Lastly, there is the force that was used by the SO and WO #2 in the course of dragging the Complainant along the ground and placing her into WO #1’s cruiser. Pursuant to section 25 (1) of the Criminal Code, police officers are protected from prosecution if they act on reasonable grounds and use only as much force as is necessary in the execution of a lawful duty. In view of the Complainant’s threat to the officers and her refusal to cooperate in her relocation to WO #1’s cruiser, I am satisfied that the officers used minimal and reasonably necessary force in the course of the Complainant’s lawful arrest and detention when they took hold of her upper body and pulled her along the ground a very short distance.  Consequently, there is no basis for believing that either the SO or WO #2 committed an offence in so doing.
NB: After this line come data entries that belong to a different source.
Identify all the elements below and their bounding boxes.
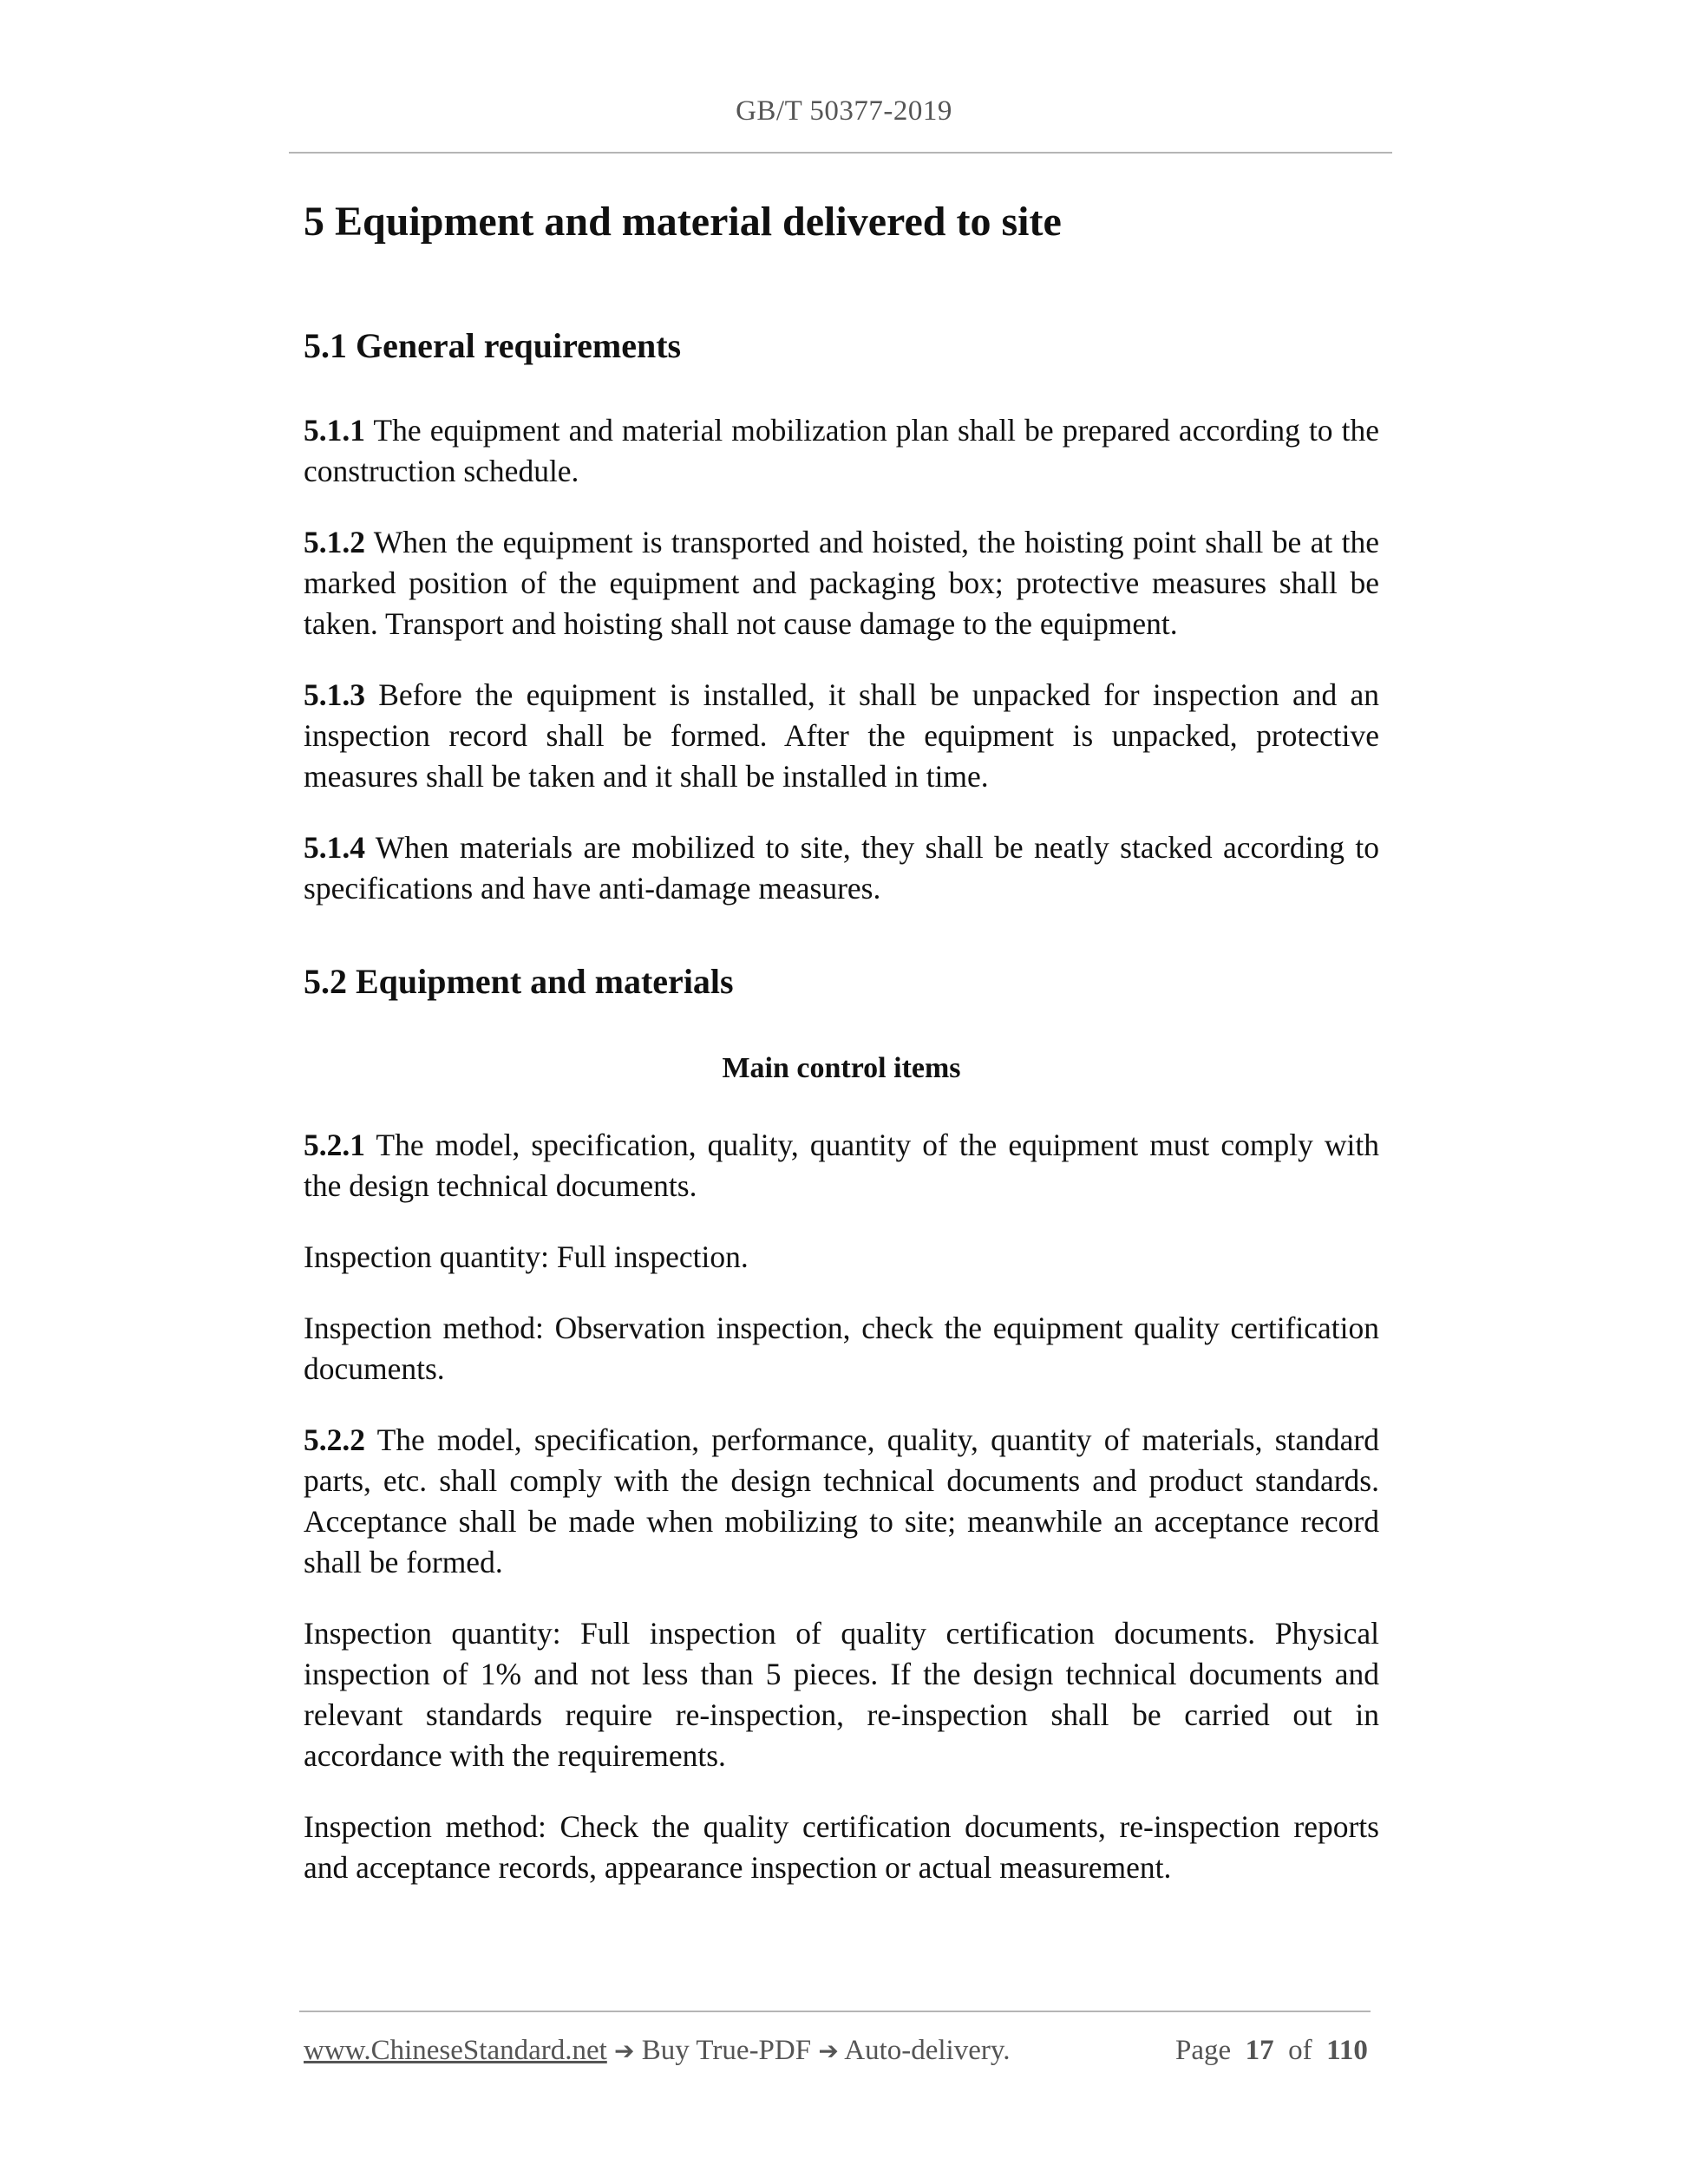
section-title-5-1: 5.1 General requirements (304, 326, 682, 366)
clause-5-1-3 (304, 675, 1379, 797)
inspection-quantity-5-2-2: Inspection quantity: Full inspection of quality certification documents. Physical inspection of 1% and not less than 5 pieces. If the design technical documents and relevant standards require re-inspection, re-inspection shall be carried out in accordance with the requirements. (304, 1615, 1379, 1773)
clause-5-1-2 (304, 522, 1379, 644)
standard-code-header: GB/T 50377-2019 (736, 95, 952, 127)
page-indicator (1175, 2035, 1368, 2067)
auto-delivery-text: Auto-delivery. (844, 2035, 1011, 2066)
clause-5-1-4 (304, 827, 1379, 909)
arrow-right-icon: ➔ (818, 2037, 839, 2065)
footer-links (304, 2035, 1010, 2067)
page-number: 17 (1245, 2035, 1274, 2066)
footer-divider (299, 2011, 1371, 2012)
section-title-5-2: 5.2 Equipment and materials (304, 962, 734, 1002)
clause-number: 5.1.1 (304, 413, 365, 448)
main-control-items-heading: Main control items (722, 1052, 961, 1085)
clause-number: 5.2.2 (304, 1422, 365, 1457)
inspection-method-5-2-1: Inspection method: Observation inspection, check the equipment quality certification documents. (304, 1310, 1379, 1386)
of-label: of (1288, 2035, 1312, 2066)
website-link[interactable]: www.ChineseStandard.net (304, 2035, 607, 2066)
buy-pdf-text: Buy True-PDF (641, 2035, 812, 2066)
clause-text: The model, specification, quality, quantity of the equipment must comply with the design technical documents. (304, 1127, 1379, 1203)
clause-5-2-2 (304, 1420, 1379, 1583)
clause-text: The model, specification, performance, quality, quantity of materials, standard parts, etc. shall comply with the design technical documents and product standards. Acceptance shall be made when mobilizing to site; meanwhile an acceptance record shall be formed. (304, 1422, 1379, 1579)
chapter-title: 5 Equipment and material delivered to site (304, 199, 1062, 245)
inspection-method-5-2-2: Inspection method: Check the quality certification documents, re-inspection reports and acceptance records, appearance inspection or actual measurement. (304, 1808, 1379, 1885)
total-pages: 110 (1326, 2035, 1368, 2066)
clause-text: The equipment and material mobilization plan shall be prepared according to the construction schedule. (304, 413, 1379, 489)
clause-text: Before the equipment is installed, it shall be unpacked for inspection and an inspection record shall be formed. After the equipment is unpacked, protective measures shall be taken and it shall be installed in time. (304, 677, 1379, 794)
clause-5-2-1 (304, 1125, 1379, 1206)
clause-text: When the equipment is transported and hoisted, the hoisting point shall be at the marked position of the equipment and packaging box; protective measures shall be taken. Transport and hoisting shall not cause damage to the equipment. (304, 525, 1379, 642)
header-divider (289, 152, 1392, 154)
inspection-quantity-5-2-1: Inspection quantity: Full inspection. (304, 1239, 749, 1274)
page-content (304, 195, 1379, 1919)
clause-text: When materials are mobilized to site, they shall be neatly stacked according to specifications and have anti-damage measures. (304, 830, 1379, 906)
arrow-right-icon: ➔ (614, 2037, 635, 2065)
clause-number: 5.1.4 (304, 830, 365, 866)
clause-number: 5.1.2 (304, 525, 365, 560)
clause-5-1-1 (304, 410, 1379, 492)
page-label: Page (1175, 2035, 1232, 2066)
clause-number: 5.2.1 (304, 1127, 365, 1162)
clause-number: 5.1.3 (304, 677, 365, 713)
In summary, given the absence of any evidence which would indicate that the Complainant was mistreated by police, or that any unnecessary force was used against her, I lack the basis for the laying of criminal charges and none shall issue.
Date: November 30, 2018
Original signed by
Special Investigations Unit
- 1) The Post-Mortem Report, received by the SIU on November 15, 2018, concluded that the cause of the Complainant’s death was due to, “complications of endstage diabetic nephropathy in a woman with ischemic heart disease”. [Back to text]
- 2) The Complainant weighed 180.6 lbs., so moving her entire limp body weight would not have been particularly easy when she chose not to cooperate with the officers in going to the cruiser. [Back to text]
- 3) The Post-Mortem Report indicated, in the “Internal Examination” section at page 3, that no anal injury was found and, at page 5 in the “Summary of Findings,” that no anogenital injuries were identified. The SAEK evidence established that no semen or amylase was found on her body. Thus, there was absolutely no physical evidence of the Complainant being “raped”. [Back to text]
- 4) As indicated earlier, the Complainant weighed 180.6 lbs., so moving her entire limp body weight would not have been particularly easy when she did not cooperate with the officers in going to the cruiser. [Back to text]
The signed English original report is authoritative, and any discrepancy between that report and the French and English online versions should be resolved in favour of the original English report.